Ca'n Fita era, por entonces, una
casa importante en Sant Jordi, a poca distancia de la ciudad de Eivissa. Poco a
poco, había sido ampliada a base de añadirle estancias, las características
dependencias en forma de cubo, cuyas aristas iban redondeándose, año tras año,
a base de sucesivas capas de cal. Ca'n
Fita, además, tenía un piso -sa casa
alta- sobre su irregular planta, y su conjunto de reverberante blancura, se
destacaba con elegancia en el caserío.
A sa casa alta, precisamente, fue a vivir el hijo mayor -l'hereu- desde el mismo día de su boda.
Todo se hubiera desarrollado dentro de la más absoluta normalidad, si su mujer
no hubiera descubierto la marca de una ventana tapiada, cerca de la cabecera
de la cama, insistiendo desde entonces para que se abriera de nuevo.
La ventana estaba tapiada
por ambas caras y, por el ruido de la maza al golpear el tabique, podía
presumirse que su parte interior estaba hueca.
Sin demasiado esfuerzo,
el condescendiente marido echó abajo la delgada mampostería.

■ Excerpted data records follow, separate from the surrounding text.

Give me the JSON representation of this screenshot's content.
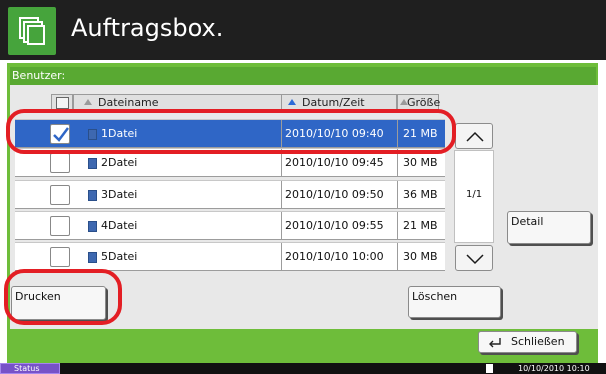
{
  "header": {
    "title": "Auftragsbox.",
    "icon": "document-box-icon"
  },
  "user": {
    "label": "Benutzer:"
  },
  "table": {
    "headers": {
      "name": "Dateiname",
      "date": "Datum/Zeit",
      "size": "Größe"
    },
    "rows": [
      {
        "name": "1Datei",
        "date": "2010/10/10 09:40",
        "size": "21 MB",
        "checked": true,
        "selected": true
      },
      {
        "name": "2Datei",
        "date": "2010/10/10 09:45",
        "size": "30 MB",
        "checked": false,
        "selected": false
      },
      {
        "name": "3Datei",
        "date": "2010/10/10 09:50",
        "size": "36 MB",
        "checked": false,
        "selected": false
      },
      {
        "name": "4Datei",
        "date": "2010/10/10 09:55",
        "size": "21 MB",
        "checked": false,
        "selected": false
      },
      {
        "name": "5Datei",
        "date": "2010/10/10 10:00",
        "size": "30 MB",
        "checked": false,
        "selected": false
      }
    ]
  },
  "pagination": {
    "indicator": "1/1"
  },
  "buttons": {
    "detail": "Detail",
    "print": "Drucken",
    "delete": "Löschen",
    "close": "Schließen"
  },
  "status": {
    "label": "Status",
    "datetime": "10/10/2010 10:10"
  },
  "colors": {
    "header_bg": "#1f1f1f",
    "accent_green": "#6ebd3a",
    "selected_row": "#2f66c6",
    "highlight_red": "#e31e24",
    "status_purple": "#7752c8"
  }
}
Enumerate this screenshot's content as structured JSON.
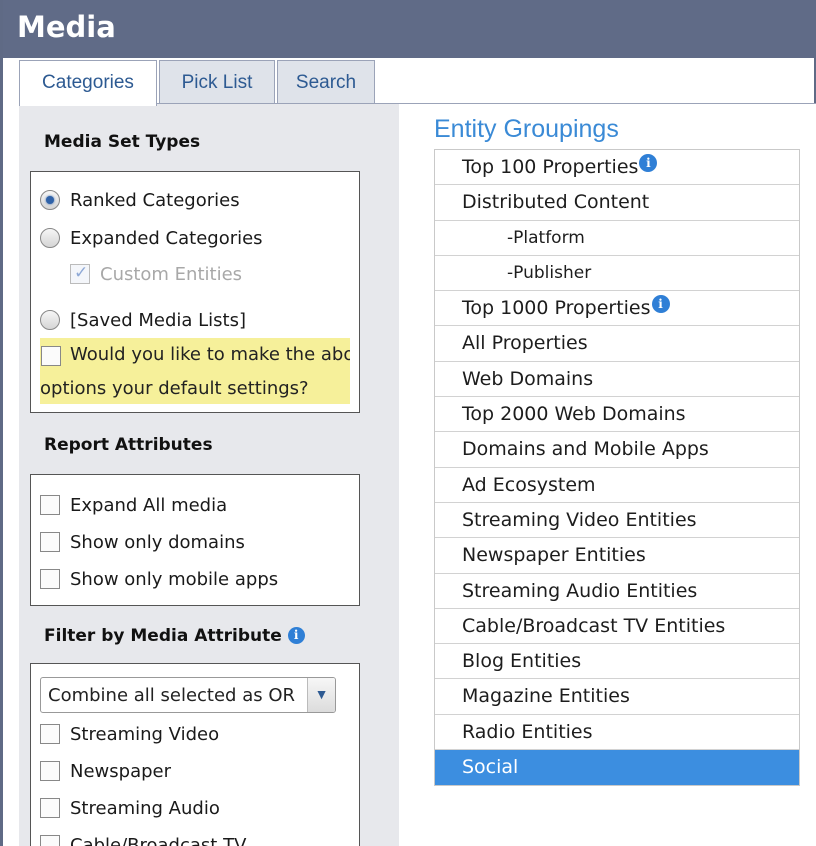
{
  "window": {
    "title": "Media"
  },
  "tabs": [
    {
      "label": "Categories",
      "active": true
    },
    {
      "label": "Pick List",
      "active": false
    },
    {
      "label": "Search",
      "active": false
    }
  ],
  "left": {
    "media_set_types": {
      "heading": "Media Set Types",
      "ranked": "Ranked Categories",
      "expanded": "Expanded Categories",
      "custom_entities": "Custom Entities",
      "saved_lists": "[Saved Media Lists]",
      "default_line1": "Would you like to make the abov",
      "default_line2": "options your default settings?"
    },
    "report_attributes": {
      "heading": "Report Attributes",
      "items": [
        "Expand All media",
        "Show only domains",
        "Show only mobile apps"
      ]
    },
    "filter": {
      "heading": "Filter by Media Attribute",
      "select_value": "Combine all selected as OR",
      "items": [
        "Streaming Video",
        "Newspaper",
        "Streaming Audio",
        "Cable/Broadcast TV"
      ]
    }
  },
  "right": {
    "title": "Entity Groupings",
    "items": [
      "Top 100 Properties",
      "Distributed Content",
      "-Platform",
      "-Publisher",
      "Top 1000 Properties",
      "All Properties",
      "Web Domains",
      "Top 2000 Web Domains",
      "Domains and Mobile Apps",
      "Ad Ecosystem",
      "Streaming Video Entities",
      "Newspaper Entities",
      "Streaming Audio Entities",
      "Cable/Broadcast TV Entities",
      "Blog Entities",
      "Magazine Entities",
      "Radio Entities",
      "Social"
    ],
    "selected": "Social"
  },
  "colors": {
    "titlebar": "#606b87",
    "accent": "#3c8ee0",
    "highlight": "#f6f09a",
    "tab_text": "#2d5a92"
  }
}
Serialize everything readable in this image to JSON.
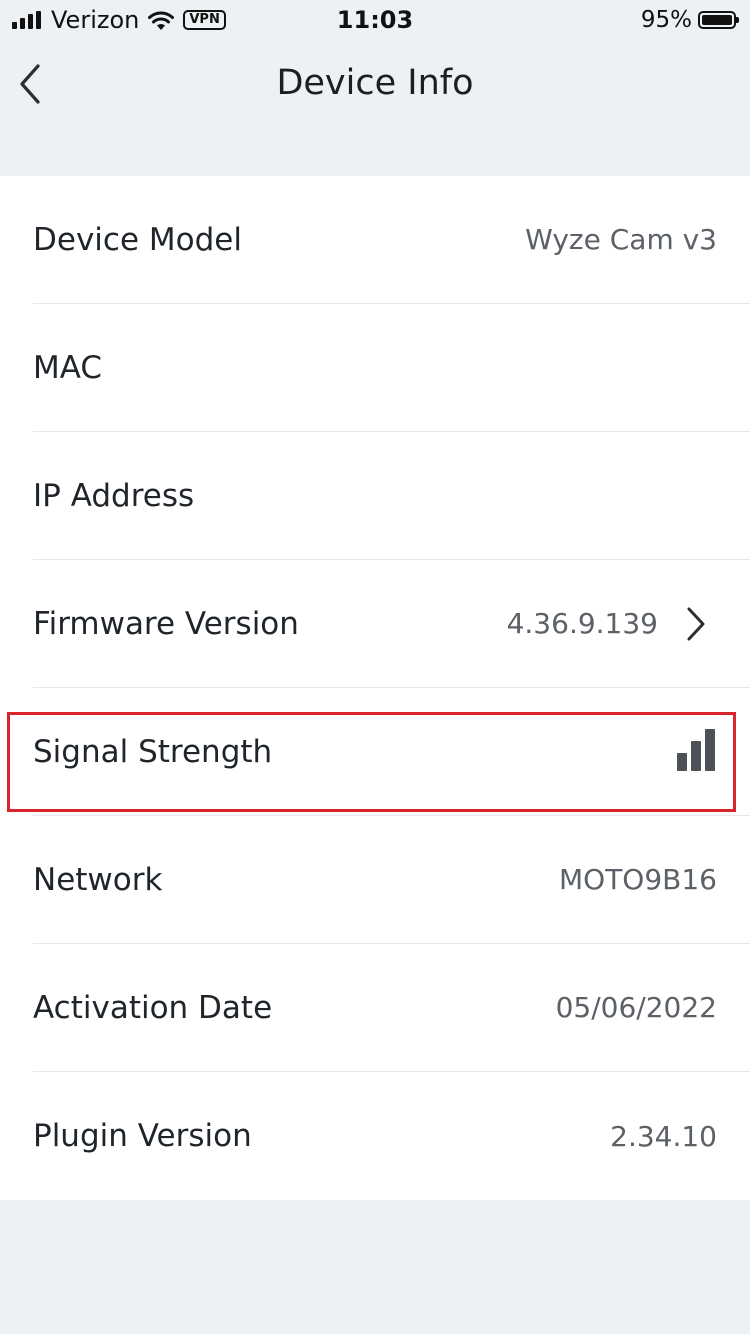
{
  "status_bar": {
    "carrier": "Verizon",
    "vpn_label": "VPN",
    "time": "11:03",
    "battery_percent": "95%",
    "battery_level": 0.95,
    "cellular_icon": "cellular-signal-icon",
    "wifi_icon": "wifi-icon",
    "battery_icon": "battery-icon"
  },
  "header": {
    "title": "Device Info",
    "back_icon": "chevron-left-icon"
  },
  "rows": [
    {
      "label": "Device Model",
      "value": "Wyze Cam v3"
    },
    {
      "label": "MAC",
      "value": ""
    },
    {
      "label": "IP Address",
      "value": ""
    },
    {
      "label": "Firmware Version",
      "value": "4.36.9.139",
      "icon": "chevron-right-icon"
    },
    {
      "label": "Signal Strength",
      "value": "",
      "icon": "signal-strength-icon",
      "signal_level": 3
    },
    {
      "label": "Network",
      "value": "MOTO9B16"
    },
    {
      "label": "Activation Date",
      "value": "05/06/2022"
    },
    {
      "label": "Plugin Version",
      "value": "2.34.10"
    }
  ],
  "colors": {
    "background": "#eef1f4",
    "card": "#ffffff",
    "highlight": "#d7252b",
    "value_text": "#5c6167"
  }
}
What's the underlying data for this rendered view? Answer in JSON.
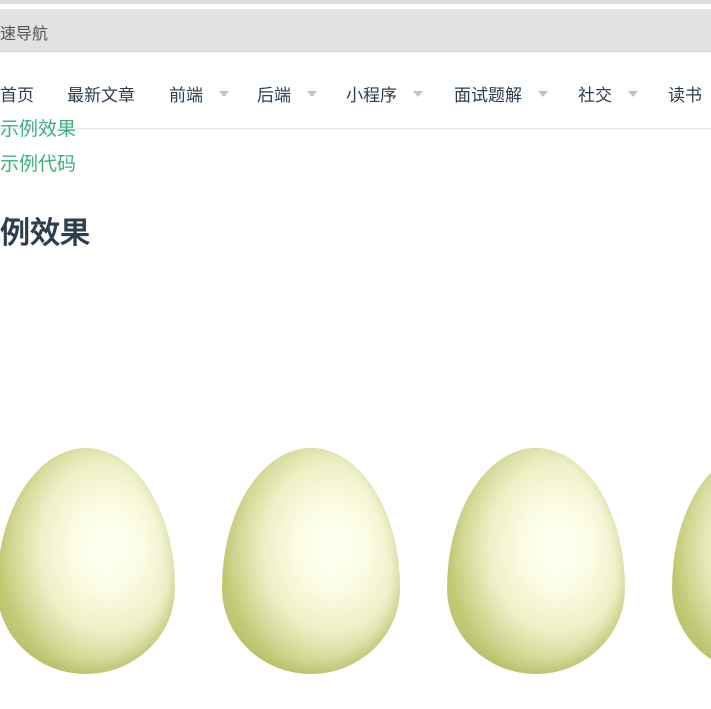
{
  "quick_nav": {
    "label": "速导航"
  },
  "navbar": {
    "items": [
      {
        "label": "首页"
      },
      {
        "label": "最新文章"
      },
      {
        "label": "前端"
      },
      {
        "label": "后端"
      },
      {
        "label": "小程序"
      },
      {
        "label": "面试题解"
      },
      {
        "label": "社交"
      },
      {
        "label": "读书"
      }
    ]
  },
  "toc": {
    "links": [
      {
        "label": "示例效果"
      },
      {
        "label": "示例代码"
      }
    ]
  },
  "content": {
    "heading": "例效果",
    "egg_count": 4
  },
  "colors": {
    "link": "#3eaf7c",
    "text": "#2c3e50",
    "egg_light": "#fcfde6",
    "egg_edge": "#c2c873"
  }
}
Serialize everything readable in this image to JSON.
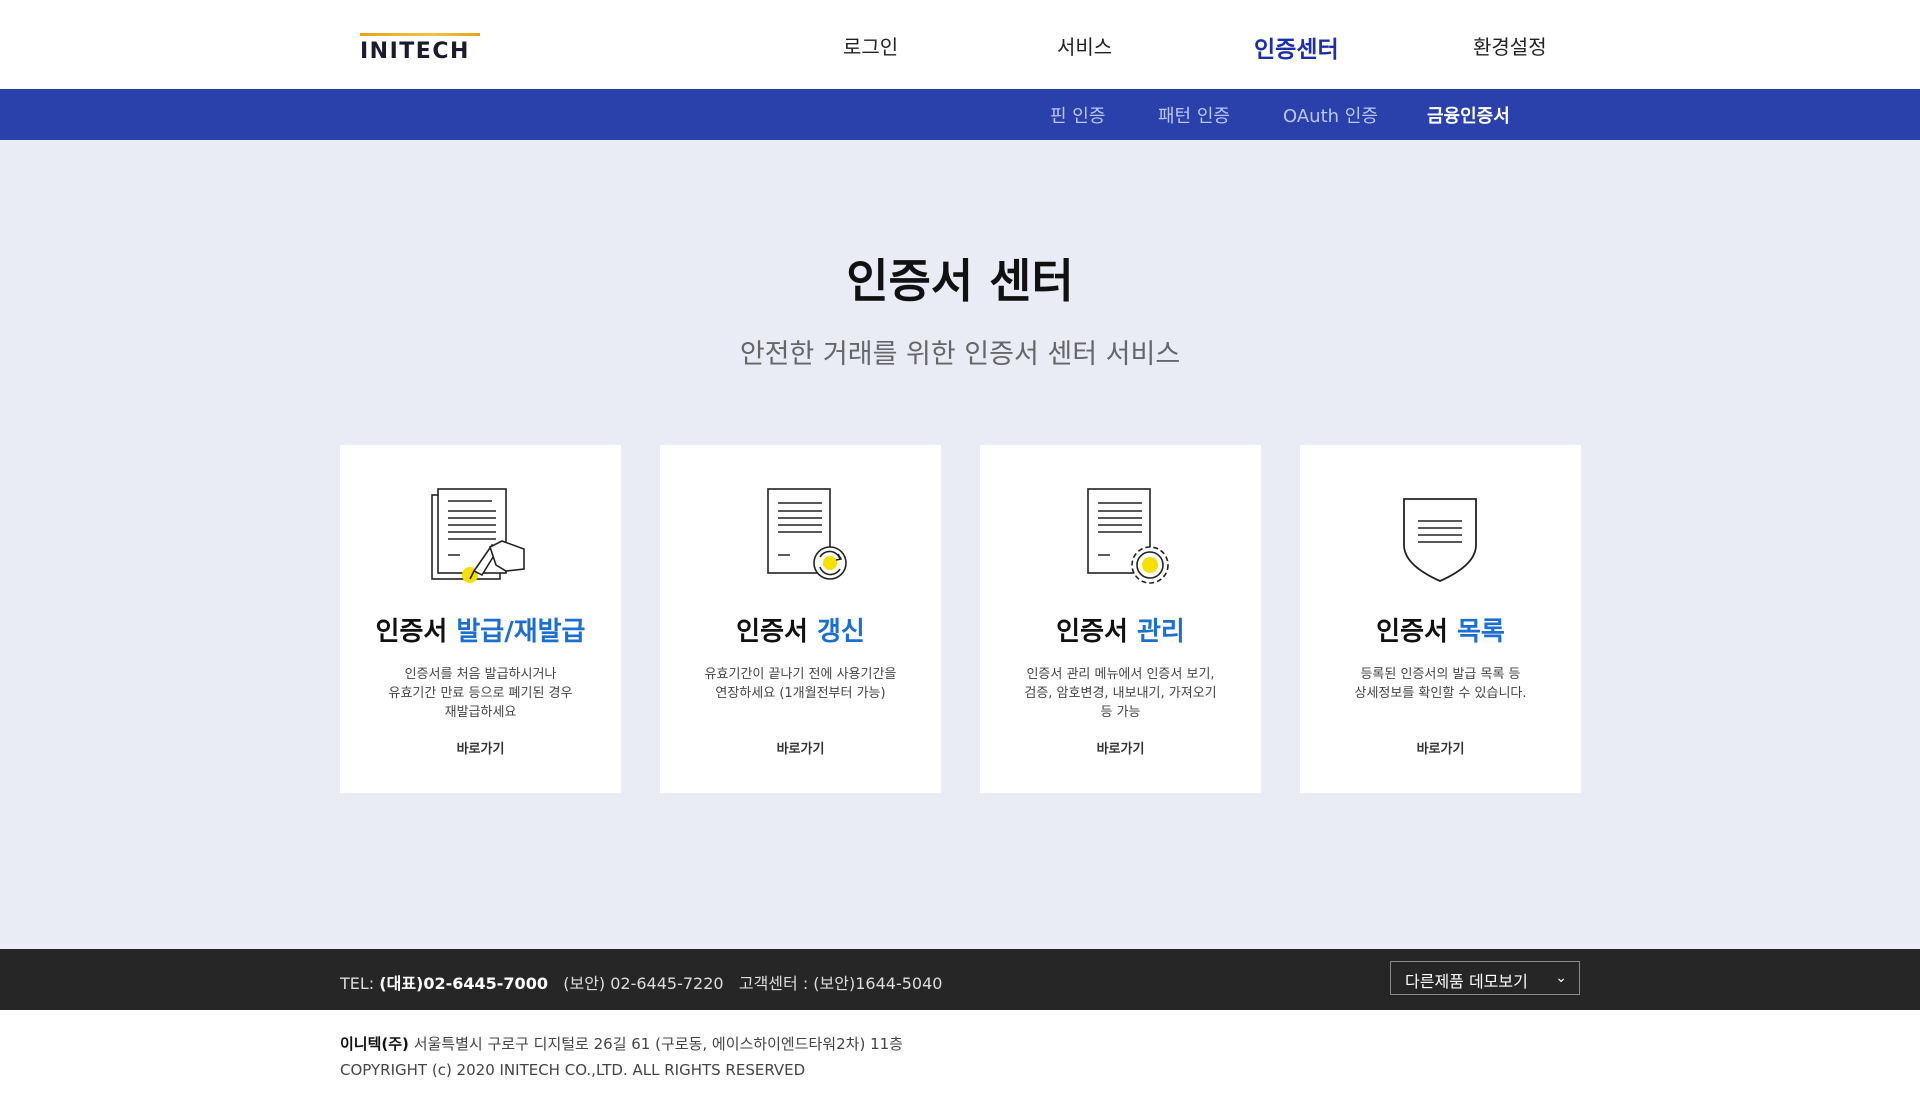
{
  "header": {
    "logo_text": "INITECH",
    "nav": [
      {
        "label": "로그인"
      },
      {
        "label": "서비스"
      },
      {
        "label": "인증센터",
        "active": true
      },
      {
        "label": "환경설정"
      }
    ]
  },
  "subnav": {
    "items": [
      {
        "label": "핀 인증"
      },
      {
        "label": "패턴 인증"
      },
      {
        "label": "OAuth 인증"
      },
      {
        "label": "금융인증서",
        "active": true
      }
    ]
  },
  "main": {
    "title": "인증서 센터",
    "subtitle": "안전한 거래를 위한 인증서 센터 서비스",
    "cards": [
      {
        "icon": "document-pen-icon",
        "title_prefix": "인증서",
        "title_highlight": "발급/재발급",
        "desc": [
          "인증서를 처음 발급하시거나",
          "유효기간 만료 등으로 폐기된 경우",
          "재발급하세요"
        ],
        "link": "바로가기"
      },
      {
        "icon": "document-refresh-icon",
        "title_prefix": "인증서",
        "title_highlight": "갱신",
        "desc": [
          "유효기간이 끝나기 전에 사용기간을",
          "연장하세요 (1개월전부터 가능)"
        ],
        "link": "바로가기"
      },
      {
        "icon": "document-gear-icon",
        "title_prefix": "인증서",
        "title_highlight": "관리",
        "desc": [
          "인증서 관리 메뉴에서 인증서 보기,",
          "검증, 암호변경, 내보내기, 가져오기",
          "등 가능"
        ],
        "link": "바로가기"
      },
      {
        "icon": "shield-list-icon",
        "title_prefix": "인증서",
        "title_highlight": "목록",
        "desc": [
          "등록된 인증서의 발급 목록 등",
          "상세정보를 확인할 수 있습니다."
        ],
        "link": "바로가기"
      }
    ]
  },
  "footer": {
    "tel_label": "TEL:",
    "tel_main": "(대표)02-6445-7000",
    "tel_security": "(보안) 02-6445-7220",
    "tel_center": "고객센터 : (보안)1644-5040",
    "demo_select": "다른제품 데모보기",
    "company": "이니텍(주)",
    "address": "서울특별시 구로구 디지털로 26길 61 (구로동, 에이스하이엔드타워2차) 11층",
    "copyright": "COPYRIGHT (c) 2020 INITECH CO.,LTD. ALL RIGHTS RESERVED"
  },
  "colors": {
    "subnav_bg": "#2a40ab",
    "active_nav": "#1d2fa8",
    "highlight": "#1a6fd1",
    "icon_accent": "#f5d000",
    "main_bg": "#e9ecf4",
    "footer_bg": "#262626"
  }
}
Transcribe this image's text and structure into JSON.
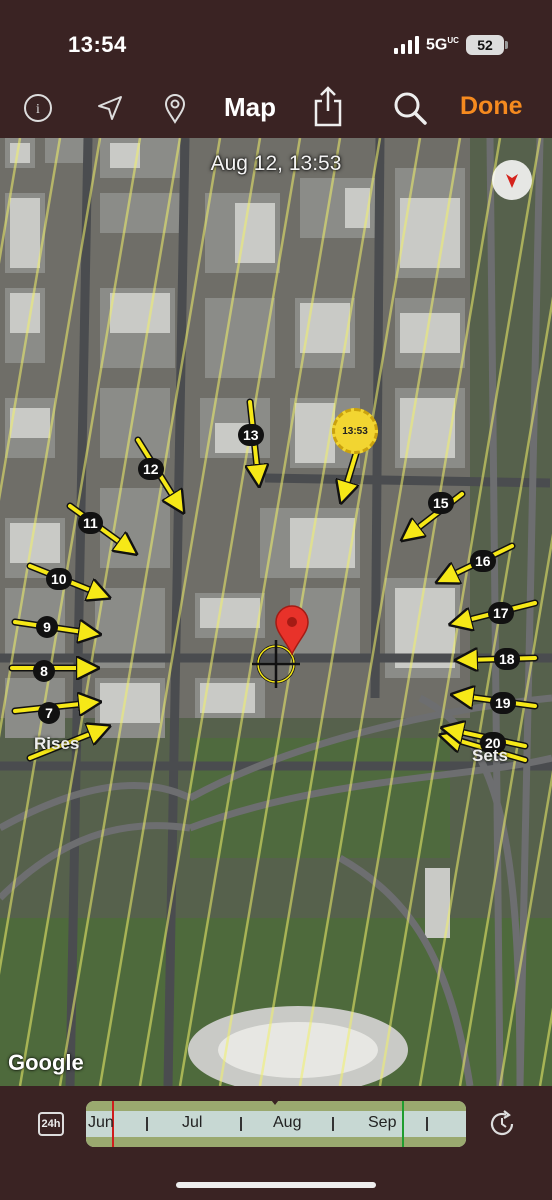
{
  "status": {
    "time": "13:54",
    "network": "5G",
    "network_sup": "UC",
    "battery": "52"
  },
  "toolbar": {
    "title": "Map",
    "done_label": "Done",
    "icons": [
      "info-icon",
      "location-arrow-icon",
      "pin-icon",
      "share-icon",
      "search-icon"
    ]
  },
  "map": {
    "datetime": "Aug 12, 13:53",
    "sun_badge": "13:53",
    "rises_label": "Rises",
    "sets_label": "Sets",
    "attribution": "Google",
    "markers": [
      "7",
      "8",
      "9",
      "10",
      "11",
      "12",
      "13",
      "15",
      "16",
      "17",
      "18",
      "19",
      "20"
    ]
  },
  "timeline": {
    "toggle_label": "24h",
    "months": [
      "Jun",
      "Jul",
      "Aug",
      "Sep"
    ]
  }
}
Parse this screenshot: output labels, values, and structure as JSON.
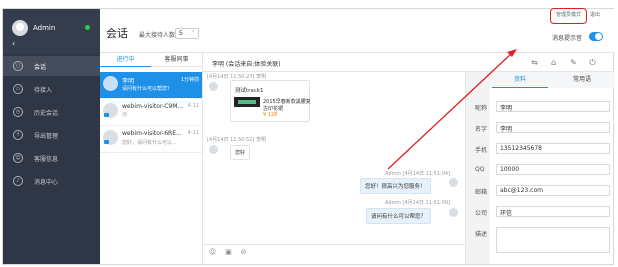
{
  "app": {
    "user_name": "Admin",
    "back_icon": "chevron-left-icon",
    "online_color": "#2ecc40"
  },
  "nav": [
    {
      "label": "会话",
      "icon": "chat-icon"
    },
    {
      "label": "待接入",
      "icon": "inbox-icon"
    },
    {
      "label": "历史会话",
      "icon": "history-icon"
    },
    {
      "label": "导出管理",
      "icon": "export-icon"
    },
    {
      "label": "客服信息",
      "icon": "agent-icon"
    },
    {
      "label": "消息中心",
      "icon": "bell-icon"
    }
  ],
  "header": {
    "title": "会话",
    "max_label": "最大接待人数",
    "max_value": "5",
    "admin_mode": "管理员模式",
    "logout": "退出",
    "notify_label": "消息提示音"
  },
  "list": {
    "tabs": [
      "进行中",
      "客服同事"
    ],
    "items": [
      {
        "name": "李明",
        "time": "1分钟前",
        "message": "请问有什么可以帮您？",
        "active": true
      },
      {
        "name": "webim-visitor-C9M...",
        "time": "4-11",
        "message": "😐",
        "active": false
      },
      {
        "name": "webim-visitor-6RE...",
        "time": "4-11",
        "message": "您好，请问有什么可以...",
        "active": false
      }
    ]
  },
  "chat": {
    "header_text": "李明 (会话来自:体验关联)",
    "tool_icons": [
      "transfer-icon",
      "tag-icon",
      "note-icon",
      "power-icon"
    ],
    "messages": [
      {
        "meta": "[4月14日 11:50:27] 李明",
        "card_title": "测试track1",
        "card_desc_1": "2015早春新款黑腰复",
        "card_desc_2": "古印花裙",
        "card_price": "¥ 128"
      },
      {
        "meta": "[4月14日 11:50:52] 李明",
        "text": "您好"
      },
      {
        "meta": "Admin [4月14日 11:51:04]",
        "text": "您好！很高兴为您服务！"
      },
      {
        "meta": "Admin [4月14日 11:51:09]",
        "text": "请问有什么可以帮您？"
      }
    ],
    "input_icons": [
      "emoji-icon",
      "image-icon",
      "attachment-icon"
    ]
  },
  "profile": {
    "tabs": [
      "资料",
      "常用语"
    ],
    "fields": [
      {
        "label": "昵称",
        "value": "李明"
      },
      {
        "label": "名字",
        "value": "李明"
      },
      {
        "label": "手机",
        "value": "13512345678"
      },
      {
        "label": "QQ",
        "value": "10000"
      },
      {
        "label": "邮箱",
        "value": "abc@123.com"
      },
      {
        "label": "公司",
        "value": "环信"
      },
      {
        "label": "描述",
        "value": ""
      }
    ]
  },
  "colors": {
    "accent": "#1e90e8",
    "sidebar": "#2f3645",
    "annotation": "#e02020"
  }
}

Complacer a su
esposa no suponía demasiadas complicaciones hasta que algo inespera,do le
dejó estupefacto: al retirar los escombros del alféizar, aparecieron dos
calaveras que, por su aspecto, parecían llevar un montón de años emparedadas
en aquella ventana.
Recuperado de su
sorpresa, el primogénito tomó resueltamente los dos cráneos, los metió en un
saco y marchó al cementerio donde los dejó abandonados, junto a una de las
tumbas. Por la noche, al reunirse la familia en la cocina para la cena, el
joven matrimonio dio cuenta del macabro hallazgo y de la solución adoptada.
Hizo una pausa, miró al
hijo mayor y, retomando la palabra, añadió:
-Malo -gruñó el viejo,
malo. No servirá de nada.
-No debías haber
destapado la ventana.
Desde sa casa alta llegó entonces un ruido
extraño, como el entrechocar de unos huesos contra la piedra. El hereu se levantó de un salto y
desapareció, escaleras arriba. Todos, alrededor de la mesa, estaban tensos,
menos el viejo payés que, parsimoniosa-mente, continuaba desmenuzando la rebanada
de pan y la engullía, acompañada de gruesos tacos de queso.
Instantes después
reaparecía el joven en la cocina. Su mujer ahogó un grito y se santiguó,
nerviosamente. El hombre, con el rostro contraído por una mueca de miedo y
rabia, sostenía en sus manos las dos calaveras.
-Ya te lo he dicho
-sentenció su padre. No debías haberlas alejado jamás de la ventana. Cuantas
veces te las lleves lejos, volverán. Aunque las entierres, aunque las hagas
padazos, aunque las quemes y esparzas sus cenizas, volverán. Volverán siempre,
porque la ventana es su sitio y la maldición no las dejará, jamás,
abandonarla.
-¿La maldición? ¿Qué
maldición es ésa?
Y el anciano contó la
historia, con voz monótona, como si por centésima vez relatara una lección
demasiado sabida. La historia de las dos muchachas que, muchos años atrás,
vivieron en Ca'n Fita. No había forma
de que jamás ayudaran a los quehaceres de la casa. Se pasaban la vida junto a
la ventana, peinándose y mirándose al espejo, acicalándose continuamente, en
espera de la visita de los jóvenes que acudían a galantearlas. En vano la madre
las instaba a trabajar obteniendo, por toda respuesta, una burla o un
desprecio. Un día, agotada la paciencia, la mujer perdió el control: «Así dejarais
vuestras cabezas en esa ventana y no pudierais sacarlas jamás. ¡Os lo juro por
mi vida!». A la mañana siguiente, la madre y las dos hijas fueron halladas
misteriosamente muertas.
-Cómo fueron a parar sus
cabezas allí, ni quién las emparedó, no lo sé -concluyó el viejo. Sólo puedo
deciros, y vuestra madre es testigo, que yo también intenté abrir aquella
ventana y hacer desaparecer los cráneos. Fue inútil. Al final, volví a
dejarlas donde estaban y nunca más me ocupé de ellas.
El hereu tomó de nuevo las paletas y tapió la ventana, cuidando de
depositar en ella las dos calaveras.
Cuentan que durmió allí,
junto a ellas, el resto de su vida y que, desde aquella noche, jamás
experimentó por ello el menor sobresalto.